José Esteban Muñoz, in Cruising Utopia: The Then and There of Queer Futurity, has suggested that “queerness is a structuring and educated mode of desiring that allows us to see and feel beyond the quagmire of the present.” It comes as no surprise, then, that young people who identify as LGBTQIA+ and also practice ethical non-monogamy are finding that relationship anarchy is for them.
“We’ve pushed so many societal norms already, and we’re in this place where it’s like, well, how else can we push this even more?” Lavvynder says.
“It’s a function of more and more people coming out as queer and being in queer relationships. They are realizing that there are alternatives to the norm of what love can be,” Jack says.
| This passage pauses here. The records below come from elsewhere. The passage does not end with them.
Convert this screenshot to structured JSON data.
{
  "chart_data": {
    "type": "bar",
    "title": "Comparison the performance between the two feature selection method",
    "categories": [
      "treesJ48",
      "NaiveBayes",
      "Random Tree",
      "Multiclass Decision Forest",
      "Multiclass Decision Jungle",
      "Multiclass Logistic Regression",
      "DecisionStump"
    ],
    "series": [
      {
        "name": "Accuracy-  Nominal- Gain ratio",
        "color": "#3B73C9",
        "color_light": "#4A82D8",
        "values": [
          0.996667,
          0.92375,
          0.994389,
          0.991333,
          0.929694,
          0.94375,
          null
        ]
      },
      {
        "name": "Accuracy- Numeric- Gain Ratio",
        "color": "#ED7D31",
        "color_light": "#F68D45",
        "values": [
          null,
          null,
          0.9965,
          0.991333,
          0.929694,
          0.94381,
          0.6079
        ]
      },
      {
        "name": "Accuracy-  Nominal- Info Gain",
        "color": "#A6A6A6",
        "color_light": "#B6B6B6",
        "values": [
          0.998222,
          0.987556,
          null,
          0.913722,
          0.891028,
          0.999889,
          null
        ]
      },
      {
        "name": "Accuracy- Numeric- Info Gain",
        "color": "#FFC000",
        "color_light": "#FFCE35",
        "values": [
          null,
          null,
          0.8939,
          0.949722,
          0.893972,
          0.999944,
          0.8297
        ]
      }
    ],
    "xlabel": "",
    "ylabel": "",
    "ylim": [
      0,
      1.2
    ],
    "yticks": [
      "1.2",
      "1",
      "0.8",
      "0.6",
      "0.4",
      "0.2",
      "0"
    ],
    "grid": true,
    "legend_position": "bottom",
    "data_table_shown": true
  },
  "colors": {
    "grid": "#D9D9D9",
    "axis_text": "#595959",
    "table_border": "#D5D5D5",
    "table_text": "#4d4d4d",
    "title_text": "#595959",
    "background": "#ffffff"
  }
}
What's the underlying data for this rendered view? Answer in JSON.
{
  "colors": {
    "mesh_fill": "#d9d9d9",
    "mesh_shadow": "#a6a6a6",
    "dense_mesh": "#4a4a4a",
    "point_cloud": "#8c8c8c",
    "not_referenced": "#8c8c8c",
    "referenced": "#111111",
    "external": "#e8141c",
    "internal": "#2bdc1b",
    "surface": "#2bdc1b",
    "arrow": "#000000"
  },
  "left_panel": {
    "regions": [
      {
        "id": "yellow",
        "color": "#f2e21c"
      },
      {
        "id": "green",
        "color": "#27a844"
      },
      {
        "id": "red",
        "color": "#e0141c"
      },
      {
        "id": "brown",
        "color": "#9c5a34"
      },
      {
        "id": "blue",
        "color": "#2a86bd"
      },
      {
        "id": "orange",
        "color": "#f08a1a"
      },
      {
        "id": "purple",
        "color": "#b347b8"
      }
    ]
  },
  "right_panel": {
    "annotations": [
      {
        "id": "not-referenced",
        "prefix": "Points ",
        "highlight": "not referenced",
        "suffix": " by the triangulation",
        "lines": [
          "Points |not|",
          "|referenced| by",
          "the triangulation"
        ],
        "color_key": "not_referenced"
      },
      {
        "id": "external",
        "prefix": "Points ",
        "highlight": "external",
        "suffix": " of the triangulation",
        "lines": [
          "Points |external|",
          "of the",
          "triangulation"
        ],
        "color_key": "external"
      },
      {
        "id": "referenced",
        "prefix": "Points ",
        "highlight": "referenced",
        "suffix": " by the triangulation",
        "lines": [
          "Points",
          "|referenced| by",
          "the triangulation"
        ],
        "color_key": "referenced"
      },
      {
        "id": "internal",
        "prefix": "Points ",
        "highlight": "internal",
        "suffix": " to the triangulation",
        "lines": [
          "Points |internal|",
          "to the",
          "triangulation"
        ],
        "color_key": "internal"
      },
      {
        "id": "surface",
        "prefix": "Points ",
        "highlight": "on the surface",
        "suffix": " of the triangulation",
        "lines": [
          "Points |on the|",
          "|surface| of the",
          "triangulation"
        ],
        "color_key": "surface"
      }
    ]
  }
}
Jack is a 30-year-old physician who identifies as nonbinary. They discovered relationship anarchy during the pandemic. Freed from “a cycle of serial monogamy,” they say they were introduced to the lifestyle by their current partner, who they live with in Brooklyn, New York. “We all had so much time to sit and think and really self-examine. I had time to expose myself to these new ideas. For a lot of people you just don’t know what else you can do—until you do. That was certainly the case for me.”
Jack and their partner have been together five years. Jack also has three other romantic partners—one in San Francisco, another in Asheville, North Carolina, and a person they just started seeing in Rhode Island because “apparently I hate dating people that actually live in the same city as myself.” Above all, Jack says, respect is prioritized in each relationship.
Lavvynder, Sam, and Jack requested their last names not be used due to privacy concerns.
Still, navigating relationships doesn’t come easy. “It requires a deep level of self reflection, honesty, and communication that we are not taught and is not modeled to us in any traditional societal structures,” Sam says. “Your boundaries will differ from relationship to relationship.”
“It is difficult and something you have to be conscious of—at least I do,” Jack adds “I’m not that good at it yet.”